My mom is depressed and it's making my life fall apart. What do I do?
Well, hello everybody. I'm 18 years old and I'm from Brazil. I moved out to Canada with my mom, dad and 16 years old brother 2 years ago. I'm also a senior girl at my school.
For the last couple of months I have noticed a difference in my mother. She used to tell me about depression running in my family and how her mother and grandmother died of depression (they jumped in a river and died like that, in the same river). Her lack of motivation is driving me and my dad crazy. She doesn't want to make dinner or do laundry which is forcing me to take care of the house while my dad works and my mom does nothing. Sometimes I do wish I could disappear, I always try to do something after school just to not go home and have to see her like that. We have been having fight over thing that does not even make any sense. Today she got mad at me just because I was cleaning the house, which she has not done in a big while.

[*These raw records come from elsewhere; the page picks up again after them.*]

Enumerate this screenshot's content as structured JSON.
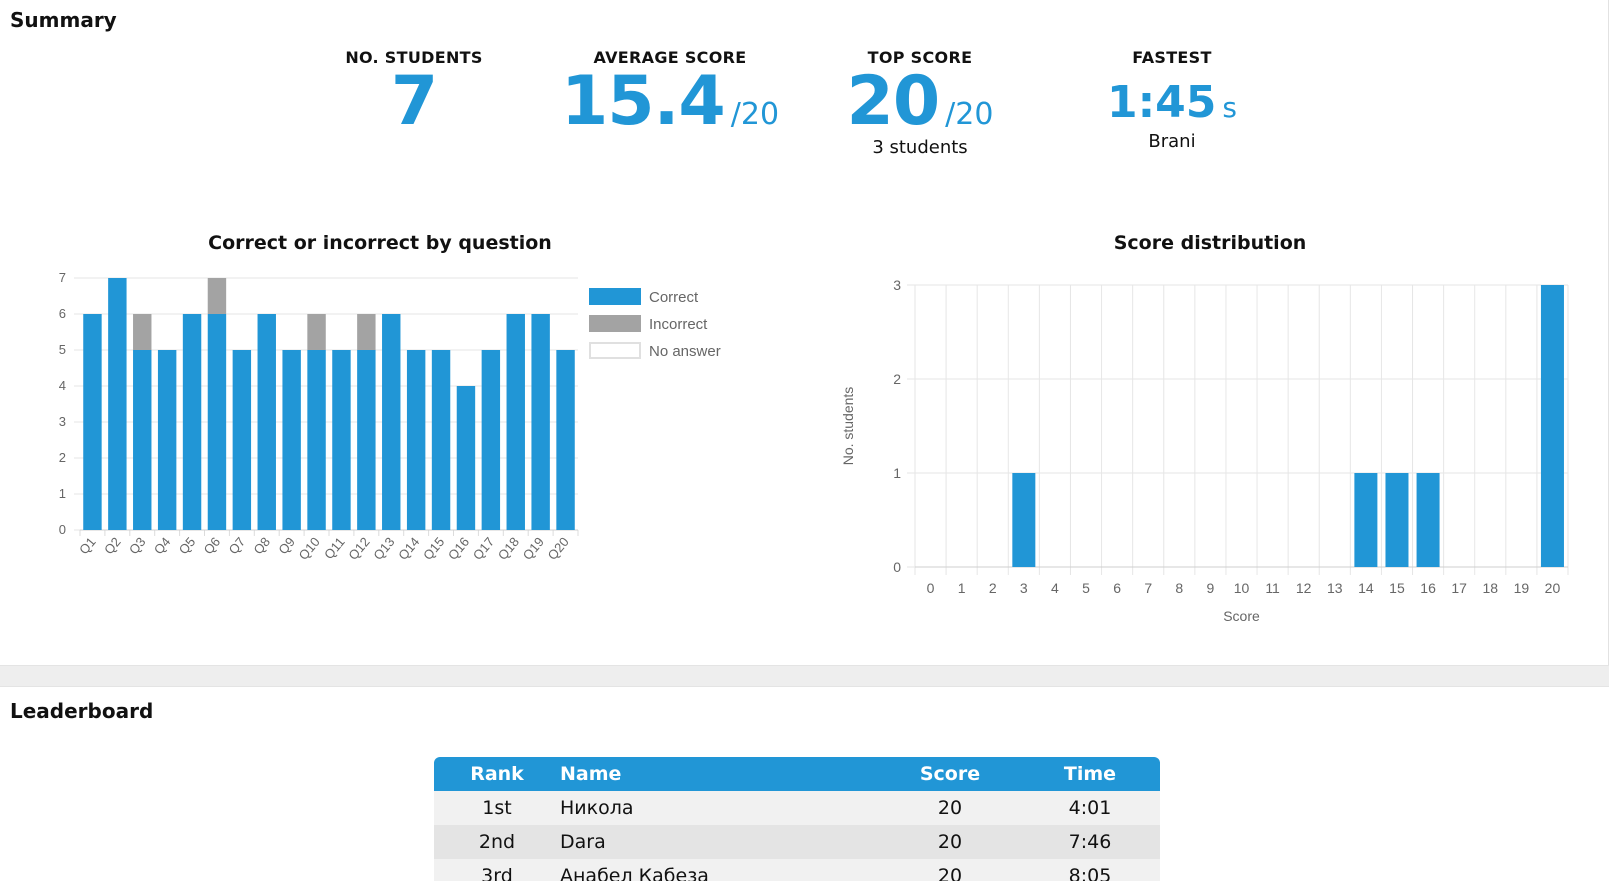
{
  "summary": {
    "title": "Summary",
    "stats": {
      "students": {
        "label": "NO. STUDENTS",
        "value": "7"
      },
      "average": {
        "label": "AVERAGE SCORE",
        "value": "15.4",
        "unit": "/20"
      },
      "top": {
        "label": "TOP SCORE",
        "value": "20",
        "unit": "/20",
        "sub": "3 students"
      },
      "fastest": {
        "label": "FASTEST",
        "value": "1:45",
        "unit": "s",
        "sub": "Brani"
      }
    }
  },
  "chart_data": [
    {
      "type": "bar",
      "title": "Correct or incorrect by question",
      "stacked": true,
      "categories": [
        "Q1",
        "Q2",
        "Q3",
        "Q4",
        "Q5",
        "Q6",
        "Q7",
        "Q8",
        "Q9",
        "Q10",
        "Q11",
        "Q12",
        "Q13",
        "Q14",
        "Q15",
        "Q16",
        "Q17",
        "Q18",
        "Q19",
        "Q20"
      ],
      "series": [
        {
          "name": "Correct",
          "color": "#2196d6",
          "values": [
            6,
            7,
            5,
            5,
            6,
            6,
            5,
            6,
            5,
            5,
            5,
            5,
            6,
            5,
            5,
            4,
            5,
            6,
            6,
            5
          ]
        },
        {
          "name": "Incorrect",
          "color": "#a3a3a3",
          "values": [
            0,
            0,
            1,
            0,
            0,
            1,
            0,
            0,
            0,
            1,
            0,
            1,
            0,
            0,
            0,
            0,
            0,
            0,
            0,
            0
          ]
        },
        {
          "name": "No answer",
          "color": "#ffffff",
          "values": [
            0,
            0,
            0,
            0,
            0,
            0,
            0,
            0,
            0,
            0,
            0,
            0,
            0,
            0,
            0,
            0,
            0,
            0,
            0,
            0
          ]
        }
      ],
      "ylim": [
        0,
        7
      ],
      "yticks": [
        "0",
        "1",
        "2",
        "3",
        "4",
        "5",
        "6",
        "7"
      ],
      "grid": true,
      "legend": "right"
    },
    {
      "type": "bar",
      "title": "Score distribution",
      "categories": [
        "0",
        "1",
        "2",
        "3",
        "4",
        "5",
        "6",
        "7",
        "8",
        "9",
        "10",
        "11",
        "12",
        "13",
        "14",
        "15",
        "16",
        "17",
        "18",
        "19",
        "20"
      ],
      "values": [
        0,
        0,
        0,
        1,
        0,
        0,
        0,
        0,
        0,
        0,
        0,
        0,
        0,
        0,
        1,
        1,
        1,
        0,
        0,
        0,
        3
      ],
      "color": "#2196d6",
      "xlabel": "Score",
      "ylabel": "No. students",
      "ylim": [
        0,
        3
      ],
      "yticks": [
        "0",
        "1",
        "2",
        "3"
      ],
      "grid": true
    }
  ],
  "leaderboard": {
    "title": "Leaderboard",
    "headers": {
      "rank": "Rank",
      "name": "Name",
      "score": "Score",
      "time": "Time"
    },
    "rows": [
      {
        "rank": "1st",
        "name": "Никола",
        "score": "20",
        "time": "4:01"
      },
      {
        "rank": "2nd",
        "name": "Dara",
        "score": "20",
        "time": "7:46"
      },
      {
        "rank": "3rd",
        "name": "Анабел Кабеза",
        "score": "20",
        "time": "8:05"
      }
    ]
  }
}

As I said before, I'm a senior in high school, which means I'm struggling to study and go to a good university, but seeing her like that is just making my academic life fall apart badly. She was never like that before, when we were still in Brazil. Seeing her always in bed not talking to anyone is making me feeling bad for wanting to go to a college and have a -hopefully- great life. I don't know what to do anymore. I know that it is not up to me change her or anything, but my dad and I tried everything yet she is still quite bad. And it is getting worse each and everyday.
If anyone could help me, any kind of help would be truly appreciated. It might sound selfish but I've been thinking about suicide quite often nowadays, and I never felt so unloved in my own house like now. Please help?